Configuration is handled through environment variables (can be read from .env file):

- `SPARK_CACHE_DIR`: Directory for cached data (default: "/dbfs/FileStore/tables/cache/").
- `CACHE_DATABASE`: Database name for cached tables (default: "cache_db").
- `DATABASE_PATH`: Where cached tables are stored, only used for table deletion in corner cases (default: "/dbfs/user/hive/warehouse/").

### Logging

This library uses the standard Python `logging` module. To get some useful messages on when and how caching is performed you can set the logging level to `INFO` or `DEBUG`. E.g.:

```python
import dbfs_spark_cache
import logging

# Get the library's logger
library_logger = logging.getLogger('dbfs_spark_cache')
library_logger.setLevel(logging.INFO) # must be after imports
```


### Automatic cache cleanup
Create a Databircks job that runs `scripts/clear_old_caches.py` on some schedule and set the desired retentions period in number of days to `caching.clear_caches_older_than(num_days=...)`


### Limitations and quirks

* Since pyspark does not support writing DataFrames with columns that has a space in their name, you need to set names explicitly in some situations, eg:

```python
    df.groupBy("foo").agg(sum("bar")).cacheToDbfs()
```

will fail because of disallowed parathesis in column name `sum("bar")`, but this works

```python
    df.groupBy("foo").agg(sum("bar").alias("sum_bar")).cacheToDbfs()
```

* Cache invalidation can detect new data written to disk (if partitions get a newer modification date), but a DataFrame created with spark.createDataFrame() -- i.e. from memory will not work, and caching for these are disabled (cacheToDbfs returns the uncached DataFrame).

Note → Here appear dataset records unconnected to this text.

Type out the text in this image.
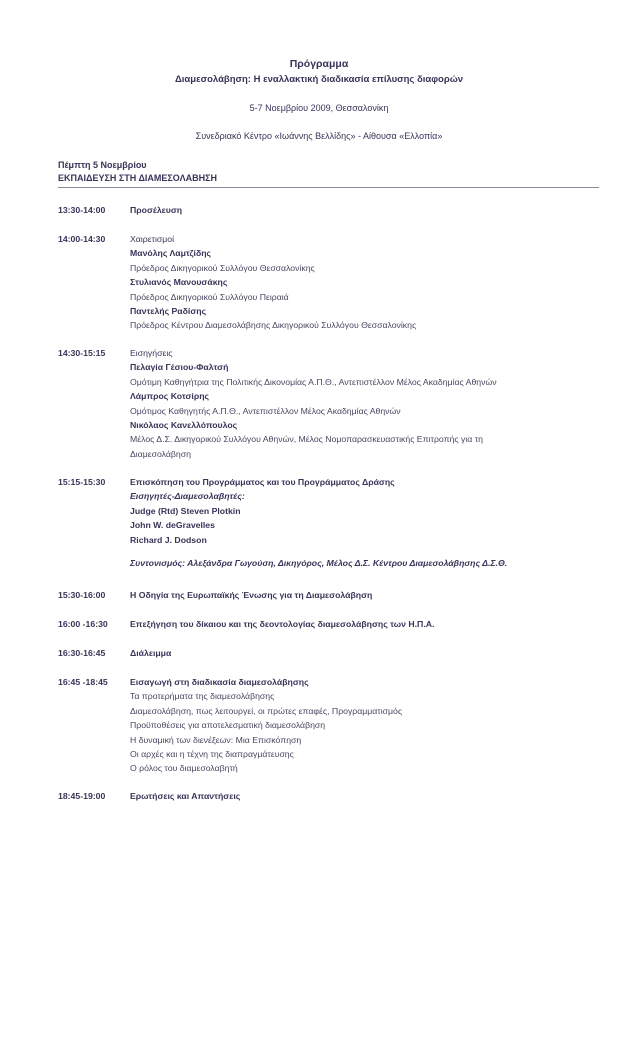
Πρόγραμμα
Διαμεσολάβηση: Η εναλλακτική διαδικασία επίλυσης διαφορών
5-7 Νοεμβρίου 2009, Θεσσαλονίκη
Συνεδριακό Κέντρο «Ιωάννης Βελλίδης» - Αίθουσα «Ελλοπία»
Πέμπτη 5 Νοεμβρίου
ΕΚΠΑΙΔΕΥΣΗ ΣΤΗ ΔΙΑΜΕΣΟΛΑΒΗΣΗ
13:30-14:00	Προσέλευση
14:00-14:30	Χαιρετισμοί
Μανόλης Λαμτζίδης
Πρόεδρος Δικηγορικού Συλλόγου Θεσσαλονίκης
Στυλιανός Μανουσάκης
Πρόεδρος Δικηγορικού Συλλόγου Πειραιά
Παντελής Ραδίσης
Πρόεδρος Κέντρου Διαμεσολάβησης Δικηγορικού Συλλόγου Θεσσαλονίκης
14:30-15:15	Εισηγήσεις
Πελαγία Γέσιου-Φαλτσή
Ομότιμη Καθηγήτρια της Πολιτικής Δικονομίας Α.Π.Θ., Αντεπιστέλλον Μέλος Ακαδημίας Αθηνών
Λάμπρος Κοτσίρης
Ομότιμος Καθηγητής Α.Π.Θ., Αντεπιστέλλον Μέλος Ακαδημίας Αθηνών
Νικόλαος Κανελλόπουλος
Μέλος Δ.Σ. Δικηγορικού Συλλόγου Αθηνών, Μέλος Νομοπαρασκευαστικής Επιτροπής για τη
Διαμεσολάβηση
15:15-15:30	Επισκόπηση του Προγράμματος και του Προγράμματος Δράσης
Εισηγητές-Διαμεσολαβητές:
Judge (Rtd) Steven Plotkin
John W. deGravelles
Richard J. Dodson
Συντονισμός: Αλεξάνδρα Γωγούση, Δικηγόρος, Μέλος Δ.Σ. Κέντρου Διαμεσολάβησης Δ.Σ.Θ.
15:30-16:00	Η Οδηγία της Ευρωπαϊκής Ένωσης για τη Διαμεσολάβηση
16:00 -16:30	Επεξήγηση του δίκαιου και της δεοντολογίας διαμεσολάβησης των Η.Π.Α.
16:30-16:45	Διάλειμμα
16:45 -18:45	Εισαγωγή στη διαδικασία διαμεσολάβησης
Τα προτερήματα της διαμεσολάβησης
Διαμεσολάβηση, πως λειτουργεί, οι πρώτες επαφές, Προγραμματισμός
Προϋποθέσεις για αποτελεσματική διαμεσολάβηση
Η δυναμική των διενέξεων: Μια Επισκόπηση
Οι αρχές και η τέχνη της διαπραγμάτευσης
Ο ρόλος του διαμεσολαβητή
18:45-19:00	Ερωτήσεις και Απαντήσεις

* In some tricky cases it is best to manually invalidate the cache with:

```python
    df_in_mem = spark.createDataFrame(df)

    df_in_mem_cached = df_in_mem.cacheToDbfs()
    df_in_mem_cached.clearCachedData()

    df_in_mem_cached = df_in_mem.cacheToDbfs()
```

The same if the case for (non-schema) chages in UDFs.


* Non-deterministic queries like `df.sample()` will not trigger cache invalidation, so clear cache as above if needed.

* Using `df.wcd()` with Databricks visualizations other than a table view may throw errors. In this case you can use `display(df.cacheToDbfs())` instead.

* For some dataframes with a query plan containing `Unsupported node: Scan ExistingRDD` (also printed with a warning log), repeated calls to `df.cacheToDbfs()` will not trigger a new write, even though an existing cache exists.

### Development

Run tests locally with:
```sh
    make validate
```

Run integration test remotley on Databricks with this and make sure it is successful:
```sh
    make integration-test
```
if you have the databricks CLI installed and a cluster variables configured, eg:
```sh
    DATABRICKS_PROFILE=DEFAULT
    DATABRICKS_CLUSTER_ID=xxxx-yyyyyy-zzzzzzzz
    DATABRICKS_NOTEBOOK_PATH=/Workspace/Repos/myname/dbfs-spark-cache/tests/notebooks/integration_test_notebook
```

Before merging a PR, the version in pyproject.toml needs to be updated and Changelog.md too with a matching entry.

### Release process

Make PR to main branch, get it approved and merged. It must contain a bump in the version in pyproject.toml and a matching entry in Changelog.md if a new release is to be made. Then run this on the main branch:
```sh
    make release
```

This will create a git tag, push it to origin and create a GitHub release (if you have set up the GitHub CLI and authenticated it) and publish the package to PyPI (using the GitHub release action workflow).